Reports of melanoma have been increasing over the past 30 years, but the study shows that this is largely due to “non-cancerous” lesions are being misclassified as “stage 1 melanoma.”
Another study found that 90 percent of melanoma removals are NOT melanoma at all.
People with harmless moles and lesions are being diagnosed with melanoma, skewing the cancer statistics upward. The sun has simply become a scapegoat in these reports.
But if the sun doesn’t cause melanoma, what does?
As with most diseases, multiple factors are involved: nutrition, stress, toxins, and exposure to the environment. Ironically, there are several studies which suggest that sunlight may LOWER the chances of developing melanoma!

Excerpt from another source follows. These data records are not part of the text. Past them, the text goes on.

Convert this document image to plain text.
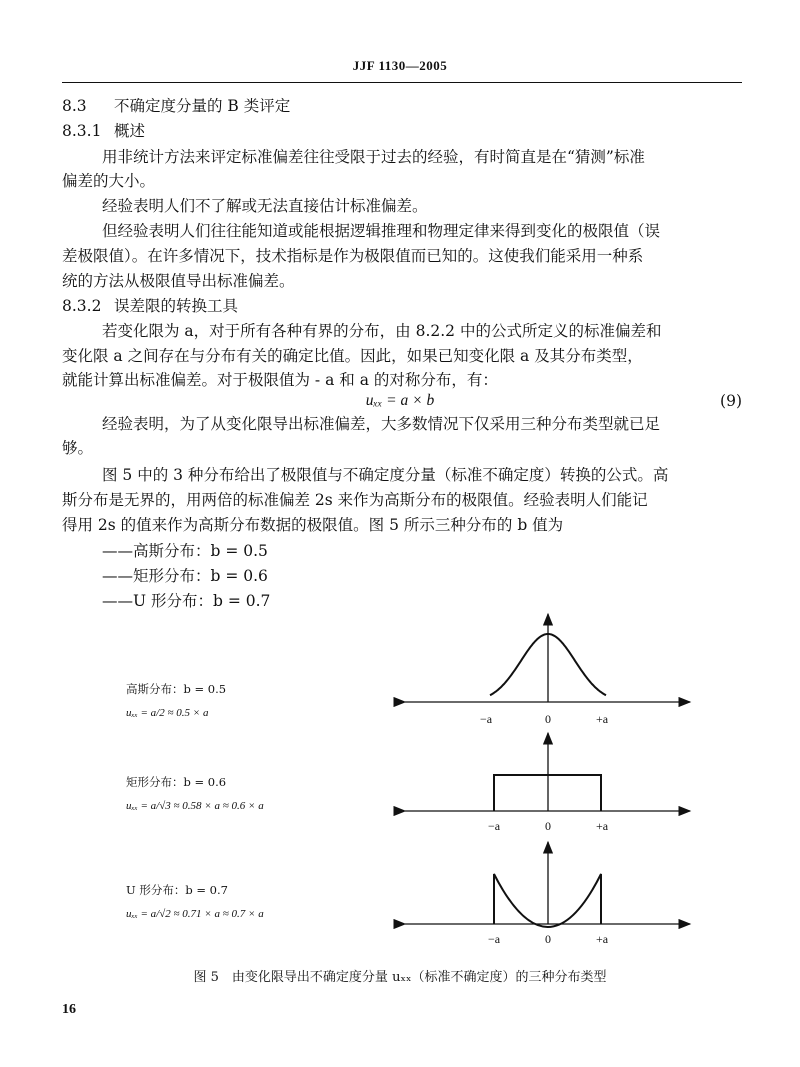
JJF 1130—2005
8.3 不确定度分量的 B 类评定
8.3.1 概述
用非统计方法来评定标准偏差往往受限于过去的经验，有时简直是在“猜测”标准
偏差的大小。
经验表明人们不了解或无法直接估计标准偏差。
但经验表明人们往往能知道或能根据逻辑推理和物理定律来得到变化的极限值（误
差极限值）。在许多情况下，技术指标是作为极限值而已知的。这使我们能采用一种系
统的方法从极限值导出标准偏差。
8.3.2 误差限的转换工具
若变化限为 a，对于所有各种有界的分布，由 8.2.2 中的公式所定义的标准偏差和
变化限 a 之间存在与分布有关的确定比值。因此，如果已知变化限 a 及其分布类型，
就能计算出标准偏差。对于极限值为 - a 和 a 的对称分布，有：
uₓₓ = a × b	(9)
经验表明，为了从变化限导出标准偏差，大多数情况下仅采用三种分布类型就已足
够。
图 5 中的 3 种分布给出了极限值与不确定度分量（标准不确定度）转换的公式。高
斯分布是无界的，用两倍的标准偏差 2s 来作为高斯分布的极限值。经验表明人们能记
得用 2s 的值来作为高斯分布数据的极限值。图 5 所示三种分布的 b 值为
——高斯分布：b = 0.5
——矩形分布：b = 0.6
——U 形分布：b = 0.7
高斯分布：b = 0.5
uₓₓ = a/2 ≈ 0.5 × a
矩形分布：b = 0.6
uₓₓ = a/√3 ≈ 0.58 × a ≈ 0.6 × a
U 形分布：b = 0.7
uₓₓ = a/√2 ≈ 0.71 × a ≈ 0.7 × a
−a	0	+a
−a	0	+a
−a	0	+a
图 5　由变化限导出不确定度分量 uₓₓ（标准不确定度）的三种分布类型
16
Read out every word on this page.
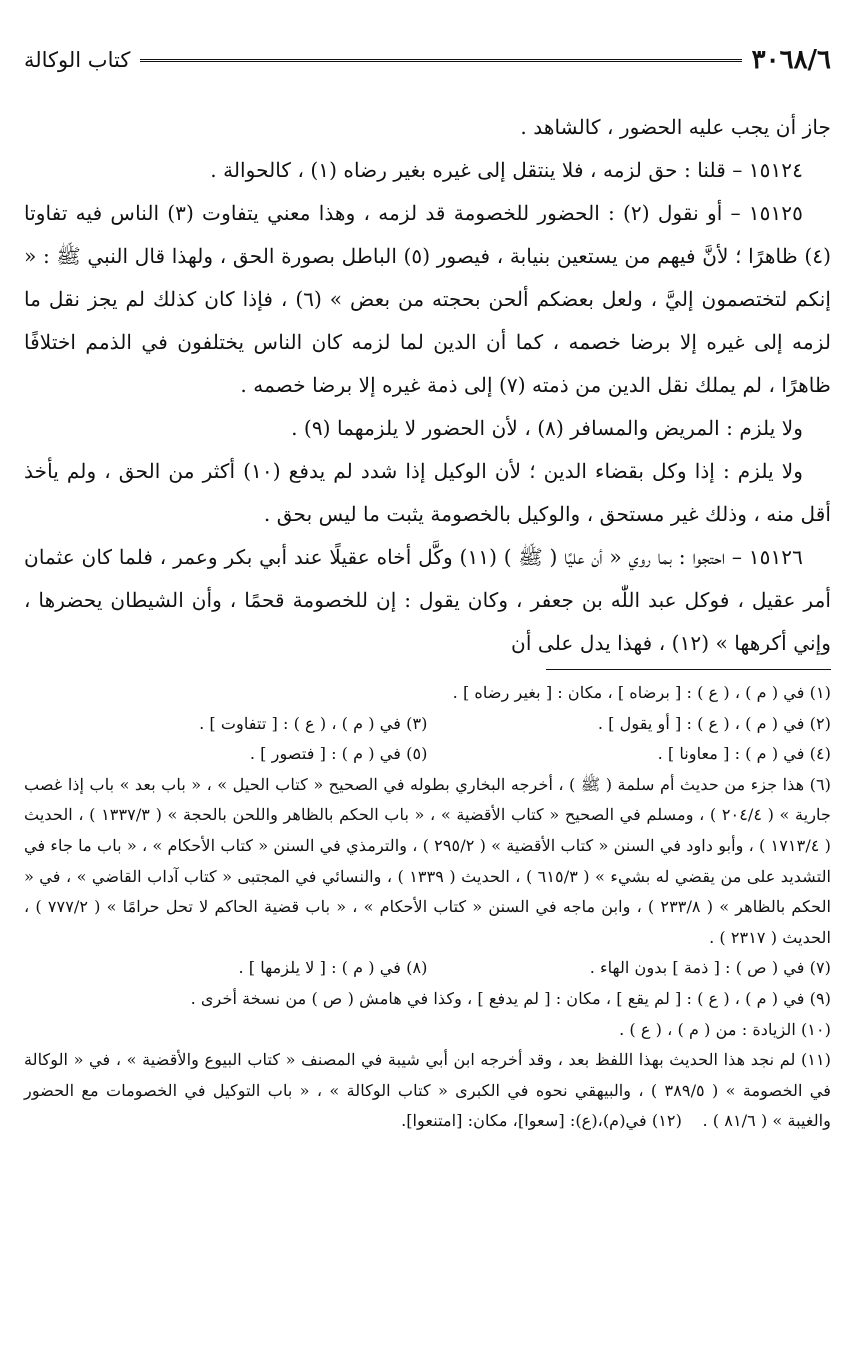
٣٠٦٨/٦
كتاب الوكالة

جاز أن يجب عليه الحضور ، كالشاهد .

١٥١٢٤ – قلنا : حق لزمه ، فلا ينتقل إلى غيره بغير رضاه (١) ، كالحوالة .

١٥١٢٥ – أو نقول (٢) : الحضور للخصومة قد لزمه ، وهذا معني يتفاوت (٣) الناس فيه تفاوتا (٤) ظاهرًا ؛ لأنَّ فيهم من يستعين بنيابة ، فيصور (٥) الباطل بصورة الحق ، ولهذا قال النبي ﷺ : « إنكم لتختصمون إليَّ ، ولعل بعضكم ألحن بحجته من بعض » (٦) ، فإذا كان كذلك لم يجز نقل ما لزمه إلى غيره إلا برضا خصمه ، كما أن الدين لما لزمه كان الناس يختلفون في الذمم اختلافًا ظاهرًا ، لم يملك نقل الدين من ذمته (٧) إلى ذمة غيره إلا برضا خصمه .

ولا يلزم : المريض والمسافر (٨) ، لأن الحضور لا يلزمهما (٩) .

ولا يلزم : إذا وكل بقضاء الدين ؛ لأن الوكيل إذا شدد لم يدفع (١٠) أكثر من الحق ، ولم يأخذ أقل منه ، وذلك غير مستحق ، والوكيل بالخصومة يثبت ما ليس بحق .

١٥١٢٦ – احتجوا : بما روي « أن عليًا ( ﷺ ) (١١) وكَّل أخاه عقيلًا عند أبي بكر وعمر ، فلما كان عثمان أمر عقيل ، فوكل عبد اللّٰه بن جعفر ، وكان يقول : إن للخصومة قحمًا ، وأن الشيطان يحضرها ، وإني أكرهها » (١٢) ، فهذا يدل على أن

(١) في ( م ) ، ( ع ) : [ برضاه ] ، مكان : [ بغير رضاه ] .

(٢) في ( م ) ، ( ع ) : [ أو يقول ] .
(٣) في ( م ) ، ( ع ) : [ تتفاوت ] .
(٤) في ( م ) : [ معاونا ] .
(٥) في ( م ) : [ فتصور ] .

(٦) هذا جزء من حديث أم سلمة ( ﷺ ) ، أخرجه البخاري بطوله في الصحيح « كتاب الحيل » ، « باب بعد » باب إذا غصب جارية » ( ٢٠٤/٤ ) ، ومسلم في الصحيح « كتاب الأقضية » ، « باب الحكم بالظاهر واللحن بالحجة » ( ١٣٣٧/٣ ) ، الحديث ( ١٧١٣/٤ ) ، وأبو داود في السنن « كتاب الأقضية » ( ٢٩٥/٢ ) ، والترمذي في السنن « كتاب الأحكام » ، « باب ما جاء في التشديد على من يقضي له بشيء » ( ٦١٥/٣ ) ، الحديث ( ١٣٣٩ ) ، والنسائي في المجتبى « كتاب آداب القاضي » ، في « الحكم بالظاهر » ( ٢٣٣/٨ ) ، وابن ماجه في السنن « كتاب الأحكام » ، « باب قضية الحاكم لا تحل حرامًا » ( ٧٧٧/٢ ) ، الحديث ( ٢٣١٧ ) .

(٧) في ( ص ) : [ ذمة ] بدون الهاء .
(٨) في ( م ) : [ لا يلزمها ] .

(٩) في ( م ) ، ( ع ) : [ لم يقع ] ، مكان : [ لم يدفع ] ، وكذا في هامش ( ص ) من نسخة أخرى .

(١٠) الزيادة : من ( م ) ، ( ع ) .

(١١) لم نجد هذا الحديث بهذا اللفظ بعد ، وقد أخرجه ابن أبي شيبة في المصنف « كتاب البيوع والأقضية » ، في « الوكالة في الخصومة » ( ٣٨٩/٥ ) ، والبيهقي نحوه في الكبرى « كتاب الوكالة » ، « باب التوكيل في الخصومات مع الحضور والغيبة » ( ٨١/٦ ) .    (١٢) في(م)،(ع): [سعوا]، مكان: [امتنعوا].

From the British Medical Journal:
“There is solid descriptive, quantitative, and mechanistic proof that ultraviolet rays cause the main skin cancers (basal and squamous)… where DNA repair of ultraviolet light damage is impaired. None of these is found with melanoma.”
And from The Lancet:
“Paradoxically, outdoor workers have a decreased risk of melanoma compared with indoor workers, suggesting that chronic sunlight exposure can have a protective effect.”
It would seem that exposure to sunlight, through the vitamin D it produces in the body, is protective against melanoma. Vitamin D deficiencies role in cancer development has been confirmed in more than 200 epidemiological studies.
Melanoma does not occur on sun-exposed skin any more than non-exposed skin, which is why sunscreens have proven ineffective in preventing it.
Vitamin D production and sun exposure can also improve your mood. Vitamin D is well known as a factor in preventing dementia.
Getting enough sun is the best way to optimize your vitamin D levels, but sunburn should avoided. It is painful because it is bad.
Be careful about using sunscreen, many of them contain chemicals like oxybenzone and retinyl palmitate, which are potentially harmful. Many people are also allergic to PABA.
Keep in mind that SPF ratings block out UVB rays, but these are the rays which promote vitamin D production, while it is UVA rays which are cancer causing.
Avoid lotions with very high SPF ratings, because they allow you to absorb more of the harmful UVA rays, while blocking out more of the helpful UVB rays.
Avoid products with SPFs higher than 50, and make sure yours offers protection against both UVA and UVB rays.
Let your skin tell you when you’ve had enough, then cover up.